1. Notarisation:
  • Notarisation is a process where a notary public (me) verifies the authenticity of a document and the identity of the person signing it.
  • The notary public (me) adds their official seal or stamp to the document, indicating its notarised status.
  • Notarisation is typically required for various legal documents, such as affidavits, contracts, and powers of attorney.
  1. Apostille:
  • An apostille as a specialised form of authentication used for documents intended for use in foreign countries that are part of the Hague Apostille Convention.
  • An apostille is issued by a designated authority in the country where the document was issued.
  • It certifies the authenticity of the document and the signature of the issuing authority, allowing it to be recognised and accepted in other member countries without the need for further legalisation.
  • Basically the two countries agree that they trust each other due to the apostille.
  1. Purpose:
  • Notarisation primarily serves as a means of verifying signatures and ensuring the authenticity of documents within a specific jurisdiction.

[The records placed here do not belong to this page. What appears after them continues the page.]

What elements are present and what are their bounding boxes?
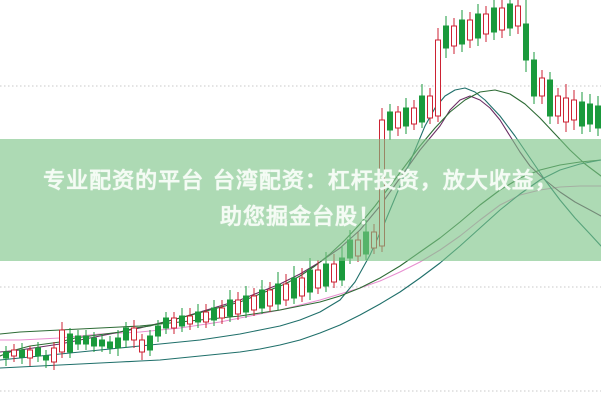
candle-body-up [539, 77, 545, 97]
candle-body-down [507, 3, 513, 29]
candle-body-up [27, 349, 33, 359]
candle-body-down [595, 105, 601, 129]
candle-body-up [299, 277, 305, 297]
candle-body-down [459, 19, 465, 45]
candle-body-down [35, 347, 41, 357]
candle-body-up [467, 19, 473, 41]
candle-body-down [491, 7, 497, 33]
candle-body-down [475, 13, 481, 39]
candle-body-up [315, 269, 321, 289]
candle-body-down [307, 269, 313, 293]
candle-body-down [523, 23, 529, 61]
promo-banner-line-2: 助您掘金台股！ [219, 205, 381, 230]
candle-body-up [11, 349, 17, 357]
candle-body-up [267, 289, 273, 307]
candle-body-down [275, 283, 281, 305]
candle-body-down [419, 95, 425, 123]
candle-body-down [259, 289, 265, 309]
candle-body-down [163, 317, 169, 329]
candle-body-up [187, 315, 193, 325]
candle-body-up [571, 99, 577, 121]
candle-body-down [115, 337, 121, 349]
candle-body-up [235, 299, 241, 315]
candle-body-down [227, 299, 233, 317]
candle-body-down [443, 25, 449, 49]
candle-body-up [555, 95, 561, 117]
candle-body-up [427, 95, 433, 119]
ma-line-ma-green-fast [0, 89, 601, 357]
candle-body-down [403, 107, 409, 127]
candle-body-down [67, 333, 73, 353]
candle-body-down [43, 355, 49, 361]
candle-body-down [91, 337, 97, 347]
candle-body-up [203, 311, 209, 323]
candle-body-up [395, 111, 401, 129]
candle-body-up [171, 317, 177, 329]
candle-body-down [3, 351, 9, 359]
candle-body-down [107, 341, 113, 349]
candle-body-up [451, 25, 457, 47]
promo-banner-overlay: 专业配资的平台 台湾配资：杠杆投资，放大收益， 助您掘金台股！ [0, 139, 601, 261]
candle-body-up [435, 39, 441, 117]
ma-line-ma-teal [0, 87, 601, 361]
candle-body-down [323, 263, 329, 287]
candle-body-down [75, 335, 81, 345]
candle-body-up [283, 283, 289, 301]
candle-body-down [123, 327, 129, 341]
candle-body-down [19, 349, 25, 358]
candle-body-down [531, 59, 537, 97]
candle-body-down [547, 79, 553, 117]
candle-body-down [243, 295, 249, 313]
candle-body-up [219, 307, 225, 319]
candle-body-up [251, 295, 257, 311]
candle-body-down [179, 315, 185, 327]
candle-body-up [51, 347, 57, 363]
candle-body-up [139, 339, 145, 353]
candle-body-down [99, 339, 105, 347]
candle-body-down [579, 101, 585, 127]
candle-body-down [387, 111, 393, 131]
candle-body-down [587, 103, 593, 125]
candle-body-up [131, 327, 137, 341]
promo-banner-line-1: 专业配资的平台 台湾配资：杠杆投资，放大收益， [43, 169, 558, 194]
candle-body-down [155, 325, 161, 337]
candle-body-down [339, 257, 345, 281]
candle-body-up [515, 5, 521, 27]
candle-body-down [147, 335, 153, 351]
candle-body-up [563, 97, 569, 123]
candle-body-up [499, 7, 505, 31]
candle-body-down [211, 307, 217, 321]
candle-body-up [483, 13, 489, 35]
candle-body-down [195, 311, 201, 323]
candle-body-up [411, 107, 417, 125]
candle-body-up [331, 263, 337, 283]
candle-body-up [59, 329, 65, 353]
candle-body-down [291, 277, 297, 299]
candle-body-down [83, 335, 89, 345]
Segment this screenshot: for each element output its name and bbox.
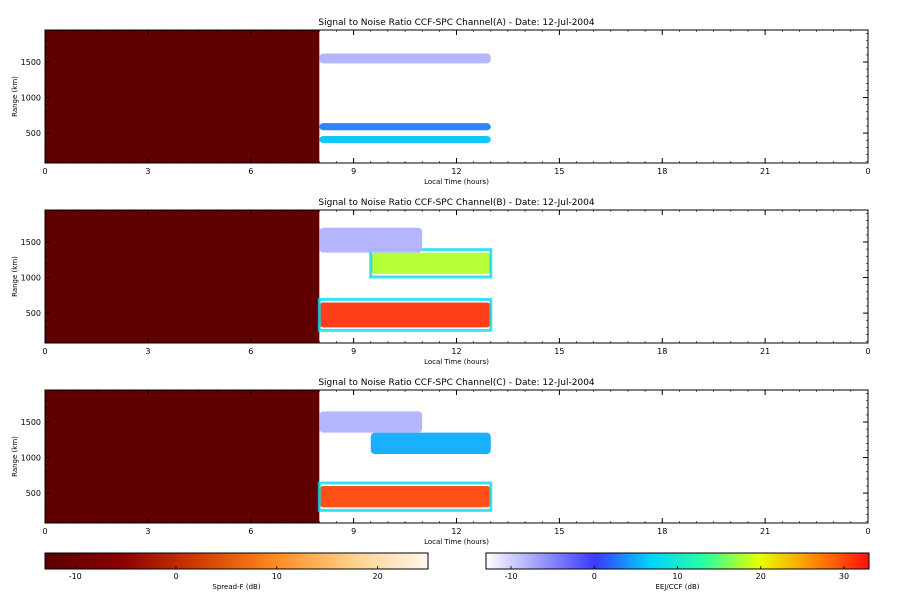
x-tick-label: 9 bbox=[351, 527, 356, 536]
heatmap-region-edge bbox=[369, 248, 493, 279]
y-tick-label: 500 bbox=[26, 489, 41, 498]
x-tick-label: 0 bbox=[865, 527, 870, 536]
panel-title: Signal to Noise Ratio CCF-SPC Channel(A)… bbox=[318, 18, 594, 28]
x-tick-label: 21 bbox=[760, 167, 770, 176]
y-axis-label: Range (km) bbox=[11, 256, 19, 297]
heatmap-region-1 bbox=[45, 30, 320, 163]
heatmap-region-edge bbox=[317, 481, 493, 512]
x-tick-label: 9 bbox=[351, 167, 356, 176]
colorbar-tick-label: -10 bbox=[504, 572, 517, 581]
colorbar-label: EEJ/CCF (dB) bbox=[655, 583, 699, 591]
x-tick-label: 21 bbox=[760, 527, 770, 536]
x-tick-label: 9 bbox=[351, 347, 356, 356]
heatmap-region-1 bbox=[45, 210, 320, 343]
y-tick-label: 1500 bbox=[21, 238, 41, 247]
x-tick-label: 15 bbox=[554, 347, 564, 356]
y-tick-label: 1500 bbox=[21, 418, 41, 427]
y-tick-label: 1500 bbox=[21, 58, 41, 67]
colorbar-tick-label: 10 bbox=[272, 572, 282, 581]
colorbar-tick-label: 20 bbox=[756, 572, 766, 581]
y-tick-label: 1000 bbox=[21, 94, 41, 103]
heatmap-region-3 bbox=[370, 252, 491, 275]
x-tick-label: 3 bbox=[145, 527, 150, 536]
heatmap-region-2 bbox=[319, 486, 491, 508]
colorbar-eej-ccf: -10 0 10 20 30 EEJ/CCF (dB) bbox=[485, 552, 870, 591]
heatmap-region-3 bbox=[319, 123, 491, 131]
colorbar-tick-label: -10 bbox=[69, 572, 82, 581]
x-axis-label: Local Time (hours) bbox=[424, 538, 489, 546]
heatmap-region-2 bbox=[319, 302, 491, 328]
panel-3: 0 3 6 9 12 15 18 21 0 500 1000 1500 Signal to Noise … bbox=[11, 378, 871, 546]
x-tick-label: 0 bbox=[42, 527, 47, 536]
x-tick-label: 15 bbox=[554, 527, 564, 536]
colorbar-tick-label: 30 bbox=[839, 572, 849, 581]
y-tick-label: 500 bbox=[26, 129, 41, 138]
x-tick-label: 0 bbox=[865, 347, 870, 356]
x-tick-label: 21 bbox=[760, 347, 770, 356]
heatmap-region-2 bbox=[319, 135, 491, 144]
x-tick-label: 18 bbox=[657, 527, 667, 536]
panel-title: Signal to Noise Ratio CCF-SPC Channel(B)… bbox=[318, 198, 594, 208]
colorbar-tick-label: 10 bbox=[672, 572, 682, 581]
y-axis-label: Range (km) bbox=[11, 436, 19, 477]
x-tick-label: 12 bbox=[451, 167, 461, 176]
x-tick-label: 0 bbox=[42, 347, 47, 356]
y-tick-label: 1000 bbox=[21, 274, 41, 283]
heatmap-region-4 bbox=[319, 227, 423, 253]
heatmap-region-4 bbox=[319, 411, 423, 433]
x-tick-label: 12 bbox=[451, 347, 461, 356]
x-tick-label: 12 bbox=[451, 527, 461, 536]
colorbar-label: Spread-F (dB) bbox=[212, 583, 260, 591]
colorbar-gradient bbox=[44, 552, 429, 570]
panel-title: Signal to Noise Ratio CCF-SPC Channel(C)… bbox=[318, 378, 595, 388]
y-axis-label: Range (km) bbox=[11, 76, 19, 117]
colorbar-spread-f: -10 0 10 20 Spread-F (dB) bbox=[44, 552, 429, 591]
x-tick-label: 6 bbox=[248, 167, 253, 176]
heatmap-region-1 bbox=[45, 390, 320, 523]
x-tick-label: 15 bbox=[554, 167, 564, 176]
heatmap-region-4 bbox=[319, 53, 491, 64]
y-tick-label: 1000 bbox=[21, 454, 41, 463]
x-tick-label: 18 bbox=[657, 347, 667, 356]
colorbar-tick-label: 0 bbox=[173, 572, 178, 581]
x-tick-label: 3 bbox=[145, 167, 150, 176]
x-axis-label: Local Time (hours) bbox=[424, 358, 489, 366]
heatmap-region-edge bbox=[317, 297, 493, 332]
x-tick-label: 3 bbox=[145, 347, 150, 356]
y-tick-label: 500 bbox=[26, 309, 41, 318]
x-tick-label: 6 bbox=[248, 527, 253, 536]
x-tick-label: 0 bbox=[42, 167, 47, 176]
colorbar-tick-label: 20 bbox=[373, 572, 383, 581]
x-tick-label: 0 bbox=[865, 167, 870, 176]
panel-2: 0 3 6 9 12 15 18 21 0 500 1000 1500 Signal to Noise … bbox=[11, 198, 871, 366]
x-axis-label: Local Time (hours) bbox=[424, 178, 489, 186]
colorbar-tick-label: 0 bbox=[592, 572, 597, 581]
x-tick-label: 6 bbox=[248, 347, 253, 356]
colorbars: -10 0 10 20 Spread-F (dB) -10 0 10 20 30 EEJ/CCF (… bbox=[44, 552, 870, 591]
x-tick-label: 18 bbox=[657, 167, 667, 176]
panel-1: 0 3 6 9 12 15 18 21 0 500 1000 1500 Signal to Noise … bbox=[11, 18, 871, 186]
heatmap-region-3 bbox=[370, 432, 491, 455]
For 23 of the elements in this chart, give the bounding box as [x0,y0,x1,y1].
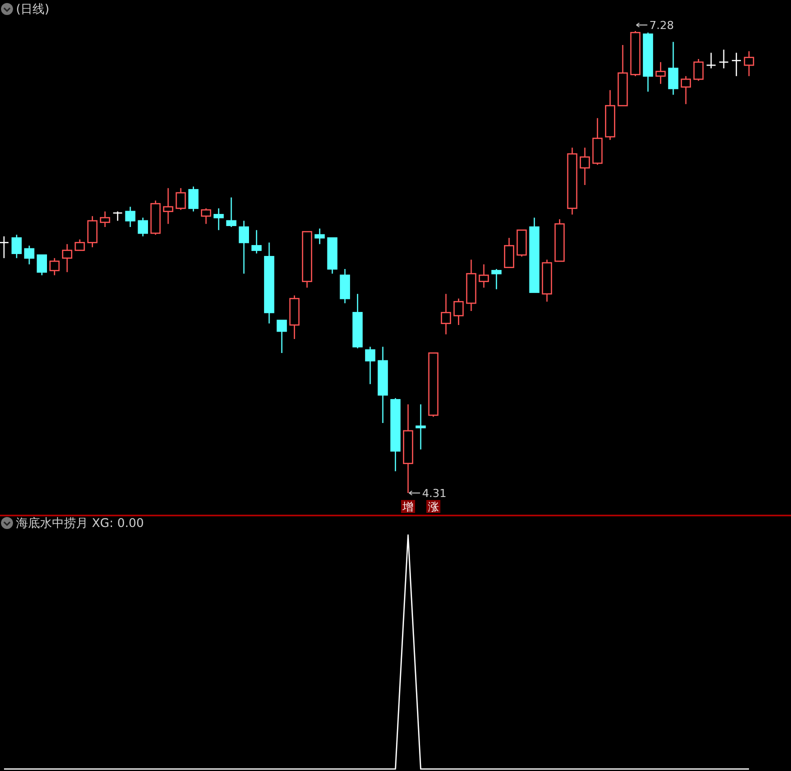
signal-label: 增 [401,500,416,514]
chart-title: (日线) [16,2,50,16]
annotation: 4.31 [422,487,447,500]
candlestick [125,206,136,228]
annotation: 7.28 [649,19,674,32]
candlestick [314,228,325,245]
candlestick [214,208,224,231]
candlestick [264,242,274,324]
candlestick [580,147,590,186]
candlestick [24,245,34,265]
candlestick [668,41,678,96]
candlestick [567,147,578,216]
candlestick [365,346,376,385]
candlestick [402,404,414,494]
candlestick [478,264,489,288]
candlestick [440,293,452,335]
chart-title: 海底水中捞月 XG: 0.00 [16,516,144,530]
candlestick [466,259,476,312]
signal-label: 涨 [426,500,440,514]
candlestick [163,188,174,224]
candlestick [706,52,716,69]
candlestick [378,346,388,424]
candlestick [416,404,426,450]
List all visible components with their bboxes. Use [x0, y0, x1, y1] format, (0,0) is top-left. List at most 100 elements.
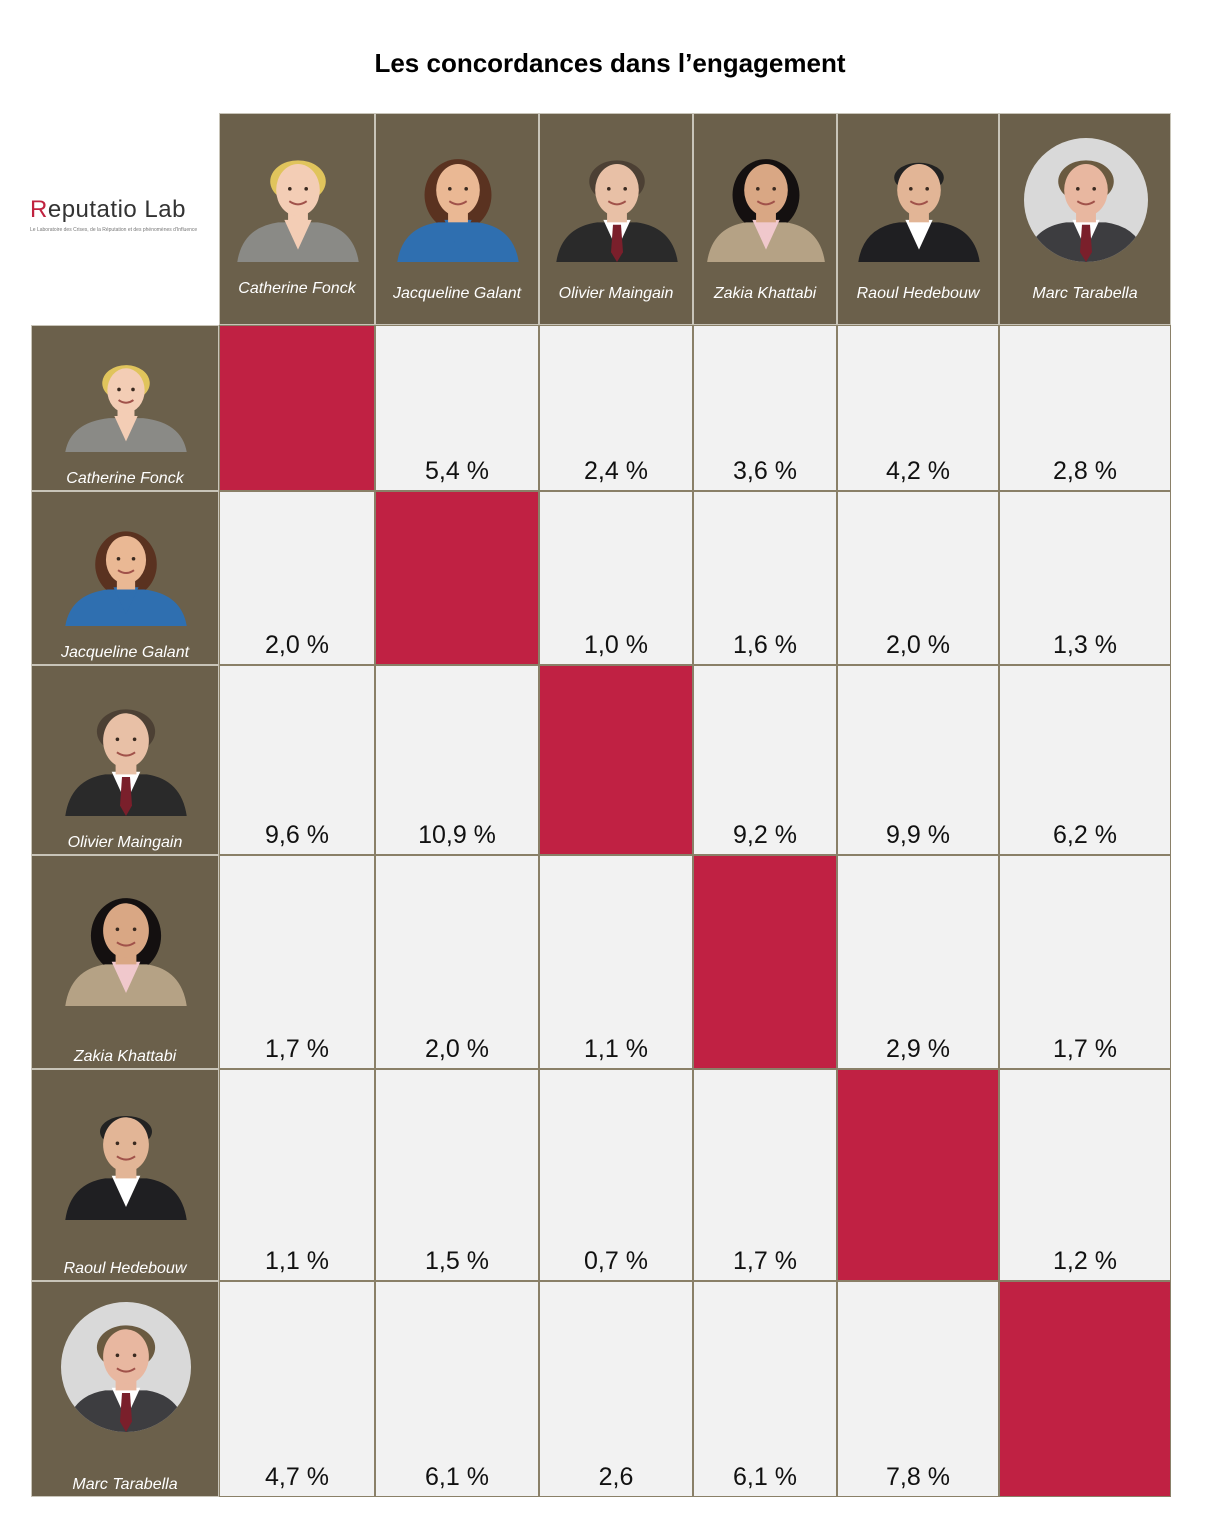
value-cell: 6,1 %: [693, 1281, 837, 1497]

  • On the other hand, apostille is specifically designed for international recognition and is used to simplify the process of accepting foreign documents in countries that are part of the Hague Apostille Convention.
  1. Recognition:
  • Notarised documents may not automatically be recognized and accepted in foreign countries without additional steps, such as legalisation or obtaining an apostille.
  • Apostilled documents, however, are generally recognised and accepted in member countries of the Hague Apostille Convention without the need for further legalization.
  1. Applicability:
  • The need for notarisation or apostille depends on the requirements of the receiving country.
  • Some countries may require notarisation, while others may only recognise apostilled documents or have different authentication procedures altogether.